The arithmetic drove the decision. Removing asbestos from the old courthouse, officials said, could cost as much as $20 million — roughly the same price tag as adding three floors to the newer annex next door. Faced with spending the same money either to rehabilitate an aging building or to build fresh vertical space, the county leaned toward the latter.
The annex had been designed from the outset to accommodate a vertical expansion, which made the option practical. A bridge would connect the expanded annex to the larger Government Plaza to the west, knitting the county’s downtown operations together.
The orphan offices
The old courthouse was not sitting empty. It housed Probate Court along with a satellite office of the License Commission, the Board of Equalization and the Board of Registrars, among other functions — the kind of everyday government offices residents visit to record a deed, register to vote, contest a property assessment or renew a tag.
All of those operations would have to go somewhere while construction proceeded. County officials estimated the leased space would be occupied for roughly three years, and the county expected to take about 55,000 square feet in the old newspaper building. Smaller county functions would move along with Probate Court into the leased quarters.
Several buildings along Government Street were under consideration besides the former newspaper offices, including two old television station buildings — one at Government and Joachim, another at Government and Conception.
A building with a history
The old newspaper building carried its own local story. It had been given to the Center for the Living Arts by the newspaper’s parent company, and the arts organization was its owner at the time county officials began eyeing it as swing space. That a downtown property could pass from a newsroom to an arts nonprofit and then be considered for county courtrooms says something about how downtown Mobile’s inventory of large old buildings was being recycled in the early 2000s.
No firm timeline
Officials cautioned that no construction schedule had been set for the annex addition. Once work began, they said, it could take three or four years to complete — a horizon that, added to the planning and leasing stages, put the whole project years out.

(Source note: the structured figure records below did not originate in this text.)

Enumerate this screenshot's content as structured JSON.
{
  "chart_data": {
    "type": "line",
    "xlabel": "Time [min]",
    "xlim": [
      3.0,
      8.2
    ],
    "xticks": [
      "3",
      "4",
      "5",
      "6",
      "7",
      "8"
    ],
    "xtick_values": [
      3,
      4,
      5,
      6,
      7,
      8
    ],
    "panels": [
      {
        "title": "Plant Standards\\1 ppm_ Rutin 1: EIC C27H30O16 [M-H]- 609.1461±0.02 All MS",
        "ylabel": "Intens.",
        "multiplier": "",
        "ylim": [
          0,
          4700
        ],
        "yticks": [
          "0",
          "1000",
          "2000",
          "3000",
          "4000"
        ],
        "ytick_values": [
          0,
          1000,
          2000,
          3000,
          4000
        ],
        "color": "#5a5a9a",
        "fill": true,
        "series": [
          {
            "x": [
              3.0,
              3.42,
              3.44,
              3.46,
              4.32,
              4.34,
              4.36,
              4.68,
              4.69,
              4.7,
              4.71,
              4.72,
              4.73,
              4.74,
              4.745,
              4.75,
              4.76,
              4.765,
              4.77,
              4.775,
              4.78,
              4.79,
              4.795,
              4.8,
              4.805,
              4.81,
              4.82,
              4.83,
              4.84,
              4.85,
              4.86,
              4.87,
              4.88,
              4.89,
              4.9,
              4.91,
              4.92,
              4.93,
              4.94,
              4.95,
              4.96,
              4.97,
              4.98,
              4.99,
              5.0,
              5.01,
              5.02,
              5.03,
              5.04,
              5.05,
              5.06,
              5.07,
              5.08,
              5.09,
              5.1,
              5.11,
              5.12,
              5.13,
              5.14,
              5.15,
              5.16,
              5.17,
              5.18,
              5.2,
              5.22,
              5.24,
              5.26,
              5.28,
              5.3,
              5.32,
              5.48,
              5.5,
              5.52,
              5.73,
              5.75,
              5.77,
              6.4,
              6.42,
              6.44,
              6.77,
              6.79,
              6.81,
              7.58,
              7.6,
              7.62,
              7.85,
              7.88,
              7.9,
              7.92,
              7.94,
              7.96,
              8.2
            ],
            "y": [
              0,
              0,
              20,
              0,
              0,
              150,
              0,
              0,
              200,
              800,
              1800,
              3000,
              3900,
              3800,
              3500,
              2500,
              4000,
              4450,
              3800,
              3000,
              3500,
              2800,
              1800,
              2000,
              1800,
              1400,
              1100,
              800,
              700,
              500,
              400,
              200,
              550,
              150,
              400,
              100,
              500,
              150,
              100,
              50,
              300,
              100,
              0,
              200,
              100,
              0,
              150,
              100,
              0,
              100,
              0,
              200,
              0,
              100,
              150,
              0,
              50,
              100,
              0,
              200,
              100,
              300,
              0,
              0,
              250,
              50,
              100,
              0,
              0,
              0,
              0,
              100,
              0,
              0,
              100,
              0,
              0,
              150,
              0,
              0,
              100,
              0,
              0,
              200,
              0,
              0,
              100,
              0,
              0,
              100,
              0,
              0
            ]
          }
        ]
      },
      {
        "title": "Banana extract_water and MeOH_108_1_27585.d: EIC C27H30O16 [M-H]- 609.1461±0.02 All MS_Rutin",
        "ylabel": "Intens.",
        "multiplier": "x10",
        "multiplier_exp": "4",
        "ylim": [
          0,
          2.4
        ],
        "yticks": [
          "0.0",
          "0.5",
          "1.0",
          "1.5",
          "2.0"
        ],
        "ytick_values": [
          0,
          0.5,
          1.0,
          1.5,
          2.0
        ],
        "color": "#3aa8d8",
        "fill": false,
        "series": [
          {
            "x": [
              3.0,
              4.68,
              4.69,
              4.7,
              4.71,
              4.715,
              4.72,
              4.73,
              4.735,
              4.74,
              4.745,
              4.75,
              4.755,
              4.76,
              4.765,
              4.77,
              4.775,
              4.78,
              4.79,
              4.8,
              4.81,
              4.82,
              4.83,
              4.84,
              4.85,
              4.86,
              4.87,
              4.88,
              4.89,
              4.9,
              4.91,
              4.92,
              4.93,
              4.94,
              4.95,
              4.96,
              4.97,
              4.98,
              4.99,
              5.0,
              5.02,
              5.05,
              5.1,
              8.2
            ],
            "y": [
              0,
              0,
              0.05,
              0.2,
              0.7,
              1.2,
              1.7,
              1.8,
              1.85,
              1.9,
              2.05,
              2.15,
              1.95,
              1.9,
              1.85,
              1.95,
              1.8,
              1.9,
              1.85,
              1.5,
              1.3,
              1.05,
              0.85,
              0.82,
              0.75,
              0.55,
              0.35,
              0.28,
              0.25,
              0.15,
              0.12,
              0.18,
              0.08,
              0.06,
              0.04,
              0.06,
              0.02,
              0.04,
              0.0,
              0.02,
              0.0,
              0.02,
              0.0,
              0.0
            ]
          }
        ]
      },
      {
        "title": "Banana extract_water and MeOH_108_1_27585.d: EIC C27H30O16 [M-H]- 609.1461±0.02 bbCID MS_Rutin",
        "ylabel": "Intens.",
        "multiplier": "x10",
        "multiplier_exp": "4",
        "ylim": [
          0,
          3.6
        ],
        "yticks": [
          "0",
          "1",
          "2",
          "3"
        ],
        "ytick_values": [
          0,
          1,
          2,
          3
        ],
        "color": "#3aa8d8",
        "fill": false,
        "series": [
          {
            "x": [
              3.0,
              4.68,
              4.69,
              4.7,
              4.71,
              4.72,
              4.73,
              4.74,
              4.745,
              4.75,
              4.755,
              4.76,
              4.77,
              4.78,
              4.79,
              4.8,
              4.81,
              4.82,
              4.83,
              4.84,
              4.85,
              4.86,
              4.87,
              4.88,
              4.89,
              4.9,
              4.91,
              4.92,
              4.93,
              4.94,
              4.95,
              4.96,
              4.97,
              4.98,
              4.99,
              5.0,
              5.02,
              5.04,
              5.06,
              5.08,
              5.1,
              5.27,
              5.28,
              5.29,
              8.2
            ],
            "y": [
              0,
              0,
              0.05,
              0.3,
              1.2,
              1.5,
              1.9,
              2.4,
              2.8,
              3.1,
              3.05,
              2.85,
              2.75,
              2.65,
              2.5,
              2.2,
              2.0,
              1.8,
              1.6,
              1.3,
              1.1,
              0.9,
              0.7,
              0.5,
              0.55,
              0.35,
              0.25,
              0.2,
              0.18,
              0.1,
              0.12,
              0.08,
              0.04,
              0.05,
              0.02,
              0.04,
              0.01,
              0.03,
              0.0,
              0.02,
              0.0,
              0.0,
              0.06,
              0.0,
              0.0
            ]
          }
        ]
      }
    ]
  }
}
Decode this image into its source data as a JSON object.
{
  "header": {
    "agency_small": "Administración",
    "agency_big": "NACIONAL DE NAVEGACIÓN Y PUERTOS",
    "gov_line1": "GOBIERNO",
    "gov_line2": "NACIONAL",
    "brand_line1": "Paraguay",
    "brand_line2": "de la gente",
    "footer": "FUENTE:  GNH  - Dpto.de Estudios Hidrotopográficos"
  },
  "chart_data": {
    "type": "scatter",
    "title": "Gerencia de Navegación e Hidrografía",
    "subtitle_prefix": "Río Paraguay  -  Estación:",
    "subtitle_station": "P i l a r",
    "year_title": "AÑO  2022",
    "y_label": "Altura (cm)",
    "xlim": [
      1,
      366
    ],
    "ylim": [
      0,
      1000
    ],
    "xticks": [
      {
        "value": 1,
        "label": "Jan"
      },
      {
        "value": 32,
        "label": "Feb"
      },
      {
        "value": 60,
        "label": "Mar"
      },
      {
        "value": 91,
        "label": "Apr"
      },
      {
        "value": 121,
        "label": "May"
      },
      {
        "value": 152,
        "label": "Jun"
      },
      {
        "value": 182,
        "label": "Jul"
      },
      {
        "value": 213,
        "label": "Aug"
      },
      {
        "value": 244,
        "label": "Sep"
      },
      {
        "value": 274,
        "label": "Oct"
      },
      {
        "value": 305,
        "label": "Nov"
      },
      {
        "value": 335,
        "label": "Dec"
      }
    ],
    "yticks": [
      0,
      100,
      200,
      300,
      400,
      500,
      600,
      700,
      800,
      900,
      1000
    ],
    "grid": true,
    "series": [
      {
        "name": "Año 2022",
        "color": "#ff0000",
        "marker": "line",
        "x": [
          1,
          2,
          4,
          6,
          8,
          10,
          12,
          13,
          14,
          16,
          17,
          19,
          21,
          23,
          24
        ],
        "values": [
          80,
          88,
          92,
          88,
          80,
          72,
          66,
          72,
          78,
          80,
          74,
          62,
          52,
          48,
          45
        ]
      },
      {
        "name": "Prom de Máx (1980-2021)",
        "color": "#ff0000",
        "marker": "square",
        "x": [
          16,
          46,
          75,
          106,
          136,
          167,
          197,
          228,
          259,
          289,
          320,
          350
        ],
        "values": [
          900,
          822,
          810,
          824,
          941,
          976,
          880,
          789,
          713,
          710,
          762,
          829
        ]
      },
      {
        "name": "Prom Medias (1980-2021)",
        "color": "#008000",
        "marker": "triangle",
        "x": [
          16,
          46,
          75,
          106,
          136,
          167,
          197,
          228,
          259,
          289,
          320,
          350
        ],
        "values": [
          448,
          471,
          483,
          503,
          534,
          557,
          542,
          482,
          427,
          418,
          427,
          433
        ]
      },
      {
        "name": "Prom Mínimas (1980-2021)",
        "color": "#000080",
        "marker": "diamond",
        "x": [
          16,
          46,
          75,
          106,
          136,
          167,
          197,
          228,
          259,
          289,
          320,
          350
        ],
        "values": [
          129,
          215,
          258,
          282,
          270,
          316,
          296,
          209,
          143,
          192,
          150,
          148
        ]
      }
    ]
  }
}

That uncertainty was itself part of the story. Large public building projects in Mobile have a long history of arriving late and costing more than the first estimate, and county officials in 2004 were careful not to promise a completion date they might not meet.
The broader picture
The proposal fit into a larger effort, then well underway, to reshape downtown Mobile’s civic core. Government Plaza had already consolidated a great deal of city and county activity into a single modern complex. Turning the site of a demolished courthouse into a Mardi Gras-themed park would have added public open space to a district that had comparatively little of it, and would have reinforced the identity Mobile has long claimed as the birthplace of American Mardi Gras.
For the residents who used those offices, though, the practical question was simpler: where would they go to probate a will or register to vote while all this was going on? In May 2004, the answer being penciled in was a former newsroom on Government Street.